Adichie won the Orange Prize some months ago for her book "Half a Yellow Sun," and here she speaks to the Guardian for her first major interview since winning the prize.
I think people are starting to do so in a more realistic way with the popularization of fiction like Adichie's, that shows a different view of Africa. Just the fact that people are reading novels written by Africans is a huge leap - not white people coming to Africa writing novels about their time but Africans as they experience Africa. And Africans are getting recognition for it too. Not just in prizes, but in book sales as well.
Adichie resists stereotypical views of Africa. "We have a long history of Africa being seen in ways that are not very complimentary, and in America [where she has been studying for the past 10 years] being seen as an African writer comes with baggage that we don't necessarily care for. Americans think African writers will write about the exotic, about wildlife, poverty, maybe Aids. They come to Africa and African books with certain expectations.

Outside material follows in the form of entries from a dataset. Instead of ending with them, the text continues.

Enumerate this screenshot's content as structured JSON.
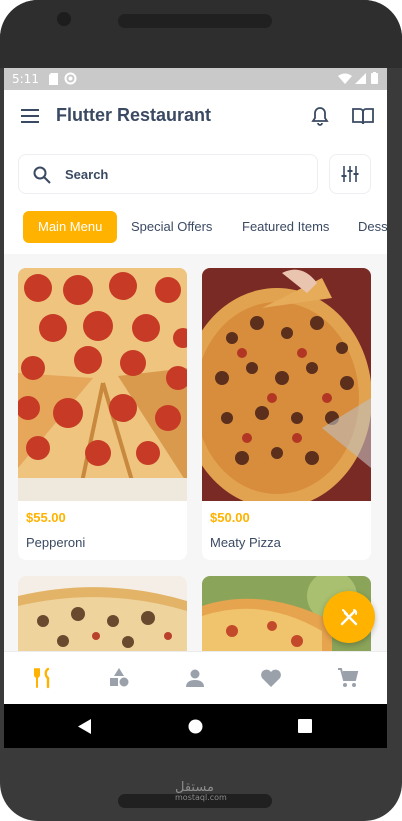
{
  "status_bar": {
    "time": "5:11"
  },
  "app_bar": {
    "title": "Flutter Restaurant",
    "menu_icon": "hamburger-menu-icon",
    "notification_icon": "bell-icon",
    "orders_icon": "book-open-icon"
  },
  "search": {
    "placeholder": "Search",
    "icon": "search-icon",
    "filter_icon": "sliders-icon"
  },
  "tabs": [
    {
      "label": "Main Menu",
      "active": true
    },
    {
      "label": "Special Offers",
      "active": false
    },
    {
      "label": "Featured Items",
      "active": false
    },
    {
      "label": "Dess",
      "active": false
    }
  ],
  "products": [
    {
      "name": "Pepperoni",
      "price": "$55.00"
    },
    {
      "name": "Meaty Pizza",
      "price": "$50.00"
    },
    {
      "name": "",
      "price": ""
    },
    {
      "name": "",
      "price": ""
    }
  ],
  "fab": {
    "icon": "fork-knife-icon"
  },
  "bottom_nav": [
    {
      "id": "menu",
      "icon": "utensils-icon",
      "active": true
    },
    {
      "id": "categories",
      "icon": "shapes-icon",
      "active": false
    },
    {
      "id": "profile",
      "icon": "person-icon",
      "active": false
    },
    {
      "id": "favorites",
      "icon": "heart-icon",
      "active": false
    },
    {
      "id": "cart",
      "icon": "cart-icon",
      "active": false
    }
  ],
  "colors": {
    "accent": "#ffb300",
    "text": "#3b4a63",
    "icon_grey": "#9aa1ab"
  },
  "watermark": {
    "text": "مستقل",
    "sub": "mostaql.com"
  }
}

I was told by a professor at Johns Hopkins University that he didn't believe my first book [Purple Hibiscus, published in 2003] because it was too familiar to him. In other words, I was writing about middle-class Africans who had cars and who weren't starving to death, and therefore to him it wasn't authentically African."
She is determined to show an Africa that isn't one huge refugee camp - a continent with many diverse stories, not a single story of suffering and dependency. "People forget that Africa is a place in which class exists," she says. "It's as if Africans are not allowed to have class, that somehow authenticity is synonymous with poverty and demands your pity and your sympathy. Africa is seen as the place where the westerner goes to sort out his morality issues. We see it in films and in lots of books about Africa, and it's very troubling to me."
She is sceptical about the impact of western celebrities who embrace Africa. "What I find problematic is the suggestion that when, say, Madonna adopts an African child, she is saving Africa. It's not that simple. You have to do more than go there and adopt a child or show us pictures of children with flies in their eyes. That simplifies Africa. If you followed the media you'd think that everybody in Africa was starving to death, and that's not the case; so it's important to engage with the other Africa."
And the part I like, personally, is that the women are leading the pack with the men lagging behind. It's not that I think men aren't writing the books, but it's nice for ONCE to see women advancing when there's been so many fields in which they can't advance.